How is it possible that niacin can be useful for many different conditions? It seems too good to be true. The reason is that niacin is necessary for more biochemical reactions than any other vitamin-derived molecule: over 450 different gene-encoded enzymatic reactions (UniproKB database of the Swiss Institute of Bioinformatics; (Penberthy 2013)). That is more reactions than any other vitamin-derived co-factor! Niacin is involved in just about every major biochemical pathway.

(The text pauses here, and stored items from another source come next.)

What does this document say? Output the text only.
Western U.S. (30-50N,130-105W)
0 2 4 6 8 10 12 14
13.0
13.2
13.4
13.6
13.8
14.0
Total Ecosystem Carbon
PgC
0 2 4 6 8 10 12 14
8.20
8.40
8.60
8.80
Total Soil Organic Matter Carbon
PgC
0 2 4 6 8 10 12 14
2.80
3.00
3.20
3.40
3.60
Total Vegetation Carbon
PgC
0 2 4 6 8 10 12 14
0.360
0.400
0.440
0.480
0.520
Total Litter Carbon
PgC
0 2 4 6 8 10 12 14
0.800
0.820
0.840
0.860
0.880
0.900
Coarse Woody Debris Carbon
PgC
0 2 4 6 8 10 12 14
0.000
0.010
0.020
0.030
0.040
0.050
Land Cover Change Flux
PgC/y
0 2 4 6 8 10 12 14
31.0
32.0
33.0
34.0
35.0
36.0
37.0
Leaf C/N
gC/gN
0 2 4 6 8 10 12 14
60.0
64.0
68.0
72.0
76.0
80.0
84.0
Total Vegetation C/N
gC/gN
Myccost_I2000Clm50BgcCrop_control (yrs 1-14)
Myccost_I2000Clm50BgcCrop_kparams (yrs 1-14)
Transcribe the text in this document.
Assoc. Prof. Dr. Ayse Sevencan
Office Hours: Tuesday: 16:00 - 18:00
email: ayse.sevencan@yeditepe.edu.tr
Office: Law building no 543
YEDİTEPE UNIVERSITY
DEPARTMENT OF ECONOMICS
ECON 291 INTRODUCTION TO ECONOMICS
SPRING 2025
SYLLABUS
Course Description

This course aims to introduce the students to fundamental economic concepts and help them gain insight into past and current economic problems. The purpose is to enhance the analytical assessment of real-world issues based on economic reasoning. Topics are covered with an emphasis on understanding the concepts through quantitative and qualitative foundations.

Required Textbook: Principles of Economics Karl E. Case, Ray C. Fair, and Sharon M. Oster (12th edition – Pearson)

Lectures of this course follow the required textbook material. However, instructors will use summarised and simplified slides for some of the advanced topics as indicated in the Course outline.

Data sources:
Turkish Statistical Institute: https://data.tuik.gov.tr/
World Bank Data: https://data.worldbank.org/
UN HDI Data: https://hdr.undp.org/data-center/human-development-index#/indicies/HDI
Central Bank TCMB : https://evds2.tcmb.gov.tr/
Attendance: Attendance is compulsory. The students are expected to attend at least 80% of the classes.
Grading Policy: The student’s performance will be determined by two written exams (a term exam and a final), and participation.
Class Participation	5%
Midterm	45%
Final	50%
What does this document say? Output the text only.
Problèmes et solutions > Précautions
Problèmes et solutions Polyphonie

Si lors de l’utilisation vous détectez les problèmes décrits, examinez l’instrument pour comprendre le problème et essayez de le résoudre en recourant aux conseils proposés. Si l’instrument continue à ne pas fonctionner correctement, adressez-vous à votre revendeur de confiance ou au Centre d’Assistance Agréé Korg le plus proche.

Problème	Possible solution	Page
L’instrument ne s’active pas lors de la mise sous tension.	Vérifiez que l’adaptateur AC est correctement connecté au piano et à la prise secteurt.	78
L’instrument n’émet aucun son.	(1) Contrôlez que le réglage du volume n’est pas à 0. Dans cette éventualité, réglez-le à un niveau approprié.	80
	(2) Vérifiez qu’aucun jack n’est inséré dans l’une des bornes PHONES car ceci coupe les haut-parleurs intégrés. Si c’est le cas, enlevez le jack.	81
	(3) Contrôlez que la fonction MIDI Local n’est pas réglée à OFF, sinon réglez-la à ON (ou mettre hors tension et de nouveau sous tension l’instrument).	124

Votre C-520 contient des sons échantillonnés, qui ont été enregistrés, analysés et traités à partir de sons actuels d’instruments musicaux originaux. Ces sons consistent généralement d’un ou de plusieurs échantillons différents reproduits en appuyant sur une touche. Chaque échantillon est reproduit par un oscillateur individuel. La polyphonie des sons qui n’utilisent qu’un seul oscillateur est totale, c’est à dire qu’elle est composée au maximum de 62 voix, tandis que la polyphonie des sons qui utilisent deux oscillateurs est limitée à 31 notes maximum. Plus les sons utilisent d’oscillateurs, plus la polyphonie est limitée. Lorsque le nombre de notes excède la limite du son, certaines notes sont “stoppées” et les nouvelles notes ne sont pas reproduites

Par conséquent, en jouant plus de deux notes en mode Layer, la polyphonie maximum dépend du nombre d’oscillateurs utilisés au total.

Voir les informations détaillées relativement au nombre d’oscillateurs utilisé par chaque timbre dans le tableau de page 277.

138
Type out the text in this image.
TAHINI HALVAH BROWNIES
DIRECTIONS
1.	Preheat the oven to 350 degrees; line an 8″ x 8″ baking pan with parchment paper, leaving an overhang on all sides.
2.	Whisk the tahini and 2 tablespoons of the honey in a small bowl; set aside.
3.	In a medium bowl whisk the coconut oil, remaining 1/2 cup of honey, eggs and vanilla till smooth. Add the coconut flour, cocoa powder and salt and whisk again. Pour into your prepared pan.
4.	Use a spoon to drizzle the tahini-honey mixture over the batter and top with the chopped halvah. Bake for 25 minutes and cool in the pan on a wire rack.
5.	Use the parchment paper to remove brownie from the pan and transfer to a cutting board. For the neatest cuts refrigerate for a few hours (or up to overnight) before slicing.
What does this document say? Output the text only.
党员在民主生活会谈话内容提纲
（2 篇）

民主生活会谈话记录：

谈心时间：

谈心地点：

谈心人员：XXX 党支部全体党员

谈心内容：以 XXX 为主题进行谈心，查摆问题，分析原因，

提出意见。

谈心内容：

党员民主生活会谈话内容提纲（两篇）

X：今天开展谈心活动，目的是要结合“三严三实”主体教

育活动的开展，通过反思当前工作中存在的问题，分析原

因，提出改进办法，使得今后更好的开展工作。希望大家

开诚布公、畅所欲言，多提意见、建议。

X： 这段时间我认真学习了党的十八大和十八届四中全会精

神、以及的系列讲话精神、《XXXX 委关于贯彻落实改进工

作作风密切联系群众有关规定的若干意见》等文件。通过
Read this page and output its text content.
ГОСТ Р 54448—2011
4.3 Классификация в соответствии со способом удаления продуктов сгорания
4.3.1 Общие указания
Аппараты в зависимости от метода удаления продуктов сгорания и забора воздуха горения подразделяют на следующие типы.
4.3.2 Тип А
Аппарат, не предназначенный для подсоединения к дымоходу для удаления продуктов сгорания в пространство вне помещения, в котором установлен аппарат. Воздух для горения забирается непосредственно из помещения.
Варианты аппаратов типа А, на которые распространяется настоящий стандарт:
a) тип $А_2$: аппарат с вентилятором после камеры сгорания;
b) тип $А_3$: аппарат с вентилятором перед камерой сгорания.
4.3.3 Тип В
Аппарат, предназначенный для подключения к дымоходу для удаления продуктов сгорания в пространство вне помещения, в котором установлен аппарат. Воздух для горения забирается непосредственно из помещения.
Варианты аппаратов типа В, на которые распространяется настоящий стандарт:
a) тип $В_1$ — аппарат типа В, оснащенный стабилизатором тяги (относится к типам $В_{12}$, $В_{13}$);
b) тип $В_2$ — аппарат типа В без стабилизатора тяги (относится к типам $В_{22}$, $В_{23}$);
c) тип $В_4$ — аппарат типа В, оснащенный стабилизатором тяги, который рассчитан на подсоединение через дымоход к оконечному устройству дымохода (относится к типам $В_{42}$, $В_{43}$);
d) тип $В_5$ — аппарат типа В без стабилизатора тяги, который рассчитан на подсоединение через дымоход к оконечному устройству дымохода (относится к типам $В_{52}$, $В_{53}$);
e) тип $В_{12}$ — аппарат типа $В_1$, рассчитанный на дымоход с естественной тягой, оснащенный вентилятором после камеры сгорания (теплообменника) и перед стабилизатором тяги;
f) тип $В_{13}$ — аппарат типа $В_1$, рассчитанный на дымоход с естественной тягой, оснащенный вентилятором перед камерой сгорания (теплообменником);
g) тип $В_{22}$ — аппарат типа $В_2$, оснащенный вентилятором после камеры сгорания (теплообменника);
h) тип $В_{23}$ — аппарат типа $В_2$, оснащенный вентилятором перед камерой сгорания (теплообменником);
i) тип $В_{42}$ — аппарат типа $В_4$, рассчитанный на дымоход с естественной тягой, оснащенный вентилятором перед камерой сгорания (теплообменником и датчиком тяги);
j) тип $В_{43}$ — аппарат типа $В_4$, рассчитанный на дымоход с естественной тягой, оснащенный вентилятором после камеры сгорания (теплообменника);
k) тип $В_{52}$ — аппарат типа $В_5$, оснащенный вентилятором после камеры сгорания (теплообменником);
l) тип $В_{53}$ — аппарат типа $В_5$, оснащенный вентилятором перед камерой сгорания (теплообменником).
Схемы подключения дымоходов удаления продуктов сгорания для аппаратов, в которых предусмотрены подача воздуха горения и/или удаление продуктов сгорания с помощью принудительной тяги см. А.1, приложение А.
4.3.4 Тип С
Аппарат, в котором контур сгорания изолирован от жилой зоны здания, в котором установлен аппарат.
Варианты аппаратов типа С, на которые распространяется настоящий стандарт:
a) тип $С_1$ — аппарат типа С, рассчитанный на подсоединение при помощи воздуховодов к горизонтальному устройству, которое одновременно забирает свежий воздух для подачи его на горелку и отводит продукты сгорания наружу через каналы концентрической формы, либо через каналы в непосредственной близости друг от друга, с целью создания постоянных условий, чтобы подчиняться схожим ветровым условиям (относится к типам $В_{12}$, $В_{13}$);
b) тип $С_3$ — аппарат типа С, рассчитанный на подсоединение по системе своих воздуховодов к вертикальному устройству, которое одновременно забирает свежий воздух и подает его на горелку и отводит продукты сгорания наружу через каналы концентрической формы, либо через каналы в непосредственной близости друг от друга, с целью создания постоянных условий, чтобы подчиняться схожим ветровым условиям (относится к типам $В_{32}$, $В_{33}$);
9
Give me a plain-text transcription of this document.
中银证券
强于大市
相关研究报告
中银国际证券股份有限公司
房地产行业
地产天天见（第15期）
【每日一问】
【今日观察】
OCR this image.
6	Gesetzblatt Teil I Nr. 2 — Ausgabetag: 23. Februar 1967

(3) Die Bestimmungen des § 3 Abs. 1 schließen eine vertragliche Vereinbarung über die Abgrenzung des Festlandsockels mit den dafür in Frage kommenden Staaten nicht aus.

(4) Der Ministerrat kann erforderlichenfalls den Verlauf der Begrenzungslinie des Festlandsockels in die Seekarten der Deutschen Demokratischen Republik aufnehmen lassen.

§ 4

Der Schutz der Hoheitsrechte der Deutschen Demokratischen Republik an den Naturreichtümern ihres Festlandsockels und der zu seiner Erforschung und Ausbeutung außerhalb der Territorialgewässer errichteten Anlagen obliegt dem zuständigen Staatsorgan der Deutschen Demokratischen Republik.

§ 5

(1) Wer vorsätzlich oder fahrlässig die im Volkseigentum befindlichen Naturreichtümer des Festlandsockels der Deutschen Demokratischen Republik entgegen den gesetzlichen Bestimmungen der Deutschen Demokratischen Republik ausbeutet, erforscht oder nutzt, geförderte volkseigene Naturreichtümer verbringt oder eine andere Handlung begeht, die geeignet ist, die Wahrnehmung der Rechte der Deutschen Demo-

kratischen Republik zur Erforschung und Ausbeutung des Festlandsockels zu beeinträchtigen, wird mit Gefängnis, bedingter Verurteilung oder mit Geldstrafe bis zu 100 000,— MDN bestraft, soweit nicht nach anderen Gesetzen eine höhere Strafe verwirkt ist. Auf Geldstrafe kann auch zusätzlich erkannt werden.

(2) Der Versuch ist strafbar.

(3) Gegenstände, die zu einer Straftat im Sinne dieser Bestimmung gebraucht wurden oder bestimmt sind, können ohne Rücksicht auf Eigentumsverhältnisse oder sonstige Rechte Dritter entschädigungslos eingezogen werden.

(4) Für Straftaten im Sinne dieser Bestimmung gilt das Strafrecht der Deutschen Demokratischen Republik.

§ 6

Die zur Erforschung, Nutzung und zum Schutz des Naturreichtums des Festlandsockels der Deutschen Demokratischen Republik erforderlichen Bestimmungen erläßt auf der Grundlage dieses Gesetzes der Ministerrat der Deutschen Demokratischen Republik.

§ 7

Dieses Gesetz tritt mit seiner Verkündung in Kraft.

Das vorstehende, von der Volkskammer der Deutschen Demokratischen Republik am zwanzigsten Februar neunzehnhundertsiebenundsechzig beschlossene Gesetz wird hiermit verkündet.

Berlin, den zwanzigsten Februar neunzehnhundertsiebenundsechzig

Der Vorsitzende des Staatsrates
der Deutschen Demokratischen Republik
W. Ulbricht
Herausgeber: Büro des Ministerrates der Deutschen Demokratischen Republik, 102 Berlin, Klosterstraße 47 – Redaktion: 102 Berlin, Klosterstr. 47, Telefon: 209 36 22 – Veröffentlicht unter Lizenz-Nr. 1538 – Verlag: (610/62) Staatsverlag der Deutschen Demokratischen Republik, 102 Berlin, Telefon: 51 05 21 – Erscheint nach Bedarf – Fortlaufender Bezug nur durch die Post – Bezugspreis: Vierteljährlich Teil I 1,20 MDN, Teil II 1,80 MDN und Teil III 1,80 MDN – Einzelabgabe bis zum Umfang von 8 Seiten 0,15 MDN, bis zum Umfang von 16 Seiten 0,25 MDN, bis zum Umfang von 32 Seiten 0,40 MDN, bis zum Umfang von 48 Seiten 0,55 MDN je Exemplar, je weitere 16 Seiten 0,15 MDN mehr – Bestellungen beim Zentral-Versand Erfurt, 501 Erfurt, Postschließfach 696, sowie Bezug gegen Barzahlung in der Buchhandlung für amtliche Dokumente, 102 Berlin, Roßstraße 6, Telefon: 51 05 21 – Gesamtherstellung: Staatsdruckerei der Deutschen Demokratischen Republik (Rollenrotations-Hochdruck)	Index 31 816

Some individuals, who have a genetically encoded amino acid polymorphism within the NAD binding domain of an enzyme protein, will have a lower binding affinity for NAD that can only be treated by administering higher amounts of niacin to make the amount of NAD required for normal health. Genetic differences such as these are why many individuals require higher amounts of niacin in order for their enzymes to function correctly (Ames 2002).